= Dynamic Monte Carlo method =

In chemistry, dynamic Monte Carlo (DMC) is a Monte Carlo method for modeling the dynamic behaviors of molecules by comparing the rates of individual steps with random numbers. It is essentially the same as Kinetic Monte Carlo. Unlike the Metropolis Monte Carlo method, which has been employed to study systems at equilibrium, the DMC method is used to investigate non-equilibrium systems such as a reaction, diffusion, and so-forth (Meng and Weinberg 1994). This method is mainly applied to analyze adsorbates' behavior on surfaces.

There are several well-known methods for performing DMC simulations, including the First Reaction Method (FRM) and Random Selection Method (RSM). Although the FRM and RSM give the same results from a given model, the computer resources are different depending on the applied system.

In the FRM, the reaction whose time is minimum on the event list is advanced. In the event list, the tentative times for all possible reactions are stored. After the selection of one event, the system time is advanced to the reaction time, and the event list is recalculated.
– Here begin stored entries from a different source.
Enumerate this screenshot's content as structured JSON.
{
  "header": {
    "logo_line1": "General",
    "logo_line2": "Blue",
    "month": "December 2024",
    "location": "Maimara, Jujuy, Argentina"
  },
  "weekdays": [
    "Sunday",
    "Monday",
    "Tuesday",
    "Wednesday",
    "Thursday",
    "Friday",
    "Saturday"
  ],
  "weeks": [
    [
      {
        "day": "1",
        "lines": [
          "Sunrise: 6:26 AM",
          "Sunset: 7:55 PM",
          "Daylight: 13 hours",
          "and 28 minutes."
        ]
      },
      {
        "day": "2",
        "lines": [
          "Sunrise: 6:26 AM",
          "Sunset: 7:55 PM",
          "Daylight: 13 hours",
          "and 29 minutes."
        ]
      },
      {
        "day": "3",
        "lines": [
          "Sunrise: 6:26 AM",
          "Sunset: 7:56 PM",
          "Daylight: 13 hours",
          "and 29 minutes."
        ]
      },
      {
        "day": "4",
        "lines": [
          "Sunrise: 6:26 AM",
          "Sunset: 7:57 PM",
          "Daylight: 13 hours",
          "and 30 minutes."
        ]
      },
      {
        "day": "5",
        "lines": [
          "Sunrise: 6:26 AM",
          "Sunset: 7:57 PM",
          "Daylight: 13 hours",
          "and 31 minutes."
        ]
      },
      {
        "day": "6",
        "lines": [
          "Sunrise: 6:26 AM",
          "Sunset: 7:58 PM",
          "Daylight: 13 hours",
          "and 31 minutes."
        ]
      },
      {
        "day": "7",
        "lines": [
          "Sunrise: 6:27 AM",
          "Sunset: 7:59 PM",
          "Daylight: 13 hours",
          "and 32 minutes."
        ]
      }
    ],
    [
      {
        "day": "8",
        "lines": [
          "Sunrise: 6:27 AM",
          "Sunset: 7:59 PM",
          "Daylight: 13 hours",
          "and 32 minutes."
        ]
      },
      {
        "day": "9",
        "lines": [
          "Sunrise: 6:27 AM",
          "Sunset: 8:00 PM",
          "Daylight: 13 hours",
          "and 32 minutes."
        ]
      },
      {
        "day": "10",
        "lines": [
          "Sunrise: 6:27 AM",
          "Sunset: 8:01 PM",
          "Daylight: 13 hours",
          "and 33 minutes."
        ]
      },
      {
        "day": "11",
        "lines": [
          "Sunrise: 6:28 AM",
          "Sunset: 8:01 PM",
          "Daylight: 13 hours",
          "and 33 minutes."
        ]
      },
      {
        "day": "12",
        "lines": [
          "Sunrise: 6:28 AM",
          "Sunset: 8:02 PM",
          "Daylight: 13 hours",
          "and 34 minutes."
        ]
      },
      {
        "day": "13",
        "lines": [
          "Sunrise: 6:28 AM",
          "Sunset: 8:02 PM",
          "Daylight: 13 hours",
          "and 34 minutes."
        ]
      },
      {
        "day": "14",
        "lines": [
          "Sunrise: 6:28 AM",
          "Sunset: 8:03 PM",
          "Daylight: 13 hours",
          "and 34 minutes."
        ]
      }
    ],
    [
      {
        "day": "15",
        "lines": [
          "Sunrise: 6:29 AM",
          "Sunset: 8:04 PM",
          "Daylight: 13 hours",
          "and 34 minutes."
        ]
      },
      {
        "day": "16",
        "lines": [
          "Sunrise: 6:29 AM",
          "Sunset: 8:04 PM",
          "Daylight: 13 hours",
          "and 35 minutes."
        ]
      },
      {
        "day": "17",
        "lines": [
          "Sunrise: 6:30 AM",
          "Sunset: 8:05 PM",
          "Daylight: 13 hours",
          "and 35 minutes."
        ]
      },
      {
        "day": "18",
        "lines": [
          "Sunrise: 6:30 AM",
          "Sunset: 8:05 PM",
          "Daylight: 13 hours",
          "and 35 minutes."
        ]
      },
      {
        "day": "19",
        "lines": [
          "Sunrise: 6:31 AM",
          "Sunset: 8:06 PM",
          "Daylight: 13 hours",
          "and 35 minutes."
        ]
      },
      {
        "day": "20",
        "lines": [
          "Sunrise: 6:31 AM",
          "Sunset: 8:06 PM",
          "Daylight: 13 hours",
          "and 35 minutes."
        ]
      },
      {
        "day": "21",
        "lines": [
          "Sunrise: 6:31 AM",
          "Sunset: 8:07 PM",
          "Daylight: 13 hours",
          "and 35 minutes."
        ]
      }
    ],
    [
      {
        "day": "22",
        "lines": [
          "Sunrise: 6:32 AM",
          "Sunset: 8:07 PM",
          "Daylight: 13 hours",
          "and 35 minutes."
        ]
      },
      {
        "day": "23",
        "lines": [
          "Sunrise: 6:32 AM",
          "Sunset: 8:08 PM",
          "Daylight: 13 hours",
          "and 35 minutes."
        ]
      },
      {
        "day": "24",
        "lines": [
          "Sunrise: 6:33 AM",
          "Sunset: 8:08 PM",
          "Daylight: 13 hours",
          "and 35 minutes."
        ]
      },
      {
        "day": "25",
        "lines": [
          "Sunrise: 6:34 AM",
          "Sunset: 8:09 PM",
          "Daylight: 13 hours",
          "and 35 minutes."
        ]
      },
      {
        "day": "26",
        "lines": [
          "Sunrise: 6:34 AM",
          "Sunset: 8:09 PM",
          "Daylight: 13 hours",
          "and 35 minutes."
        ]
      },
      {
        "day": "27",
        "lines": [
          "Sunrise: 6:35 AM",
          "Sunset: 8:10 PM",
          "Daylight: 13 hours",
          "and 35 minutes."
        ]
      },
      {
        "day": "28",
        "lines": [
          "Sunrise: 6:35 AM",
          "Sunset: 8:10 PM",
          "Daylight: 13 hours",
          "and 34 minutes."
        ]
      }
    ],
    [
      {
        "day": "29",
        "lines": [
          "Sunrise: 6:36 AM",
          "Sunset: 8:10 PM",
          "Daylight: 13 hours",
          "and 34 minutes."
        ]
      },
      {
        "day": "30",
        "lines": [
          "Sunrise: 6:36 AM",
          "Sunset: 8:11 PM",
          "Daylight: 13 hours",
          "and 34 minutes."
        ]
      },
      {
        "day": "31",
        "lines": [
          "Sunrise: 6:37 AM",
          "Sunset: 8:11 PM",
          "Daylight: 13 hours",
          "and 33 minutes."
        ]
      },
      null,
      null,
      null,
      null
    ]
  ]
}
This method is efficient in computation time because the reaction always occurs in one event. On the other hand, it consumes a lot of computer memory because of the event list. Therefore, it is difficult to apply to large-scale systems.

The RSM decides whether the reaction of the selected molecule proceeds or not by comparing the transition probability with a random number. In this method, the reaction does not necessarily proceed in one event, so it needs significantly more computation time than FRM. However, this method saves computer memory because it does not use an event list. Large-scale systems are able to be calculated by this method.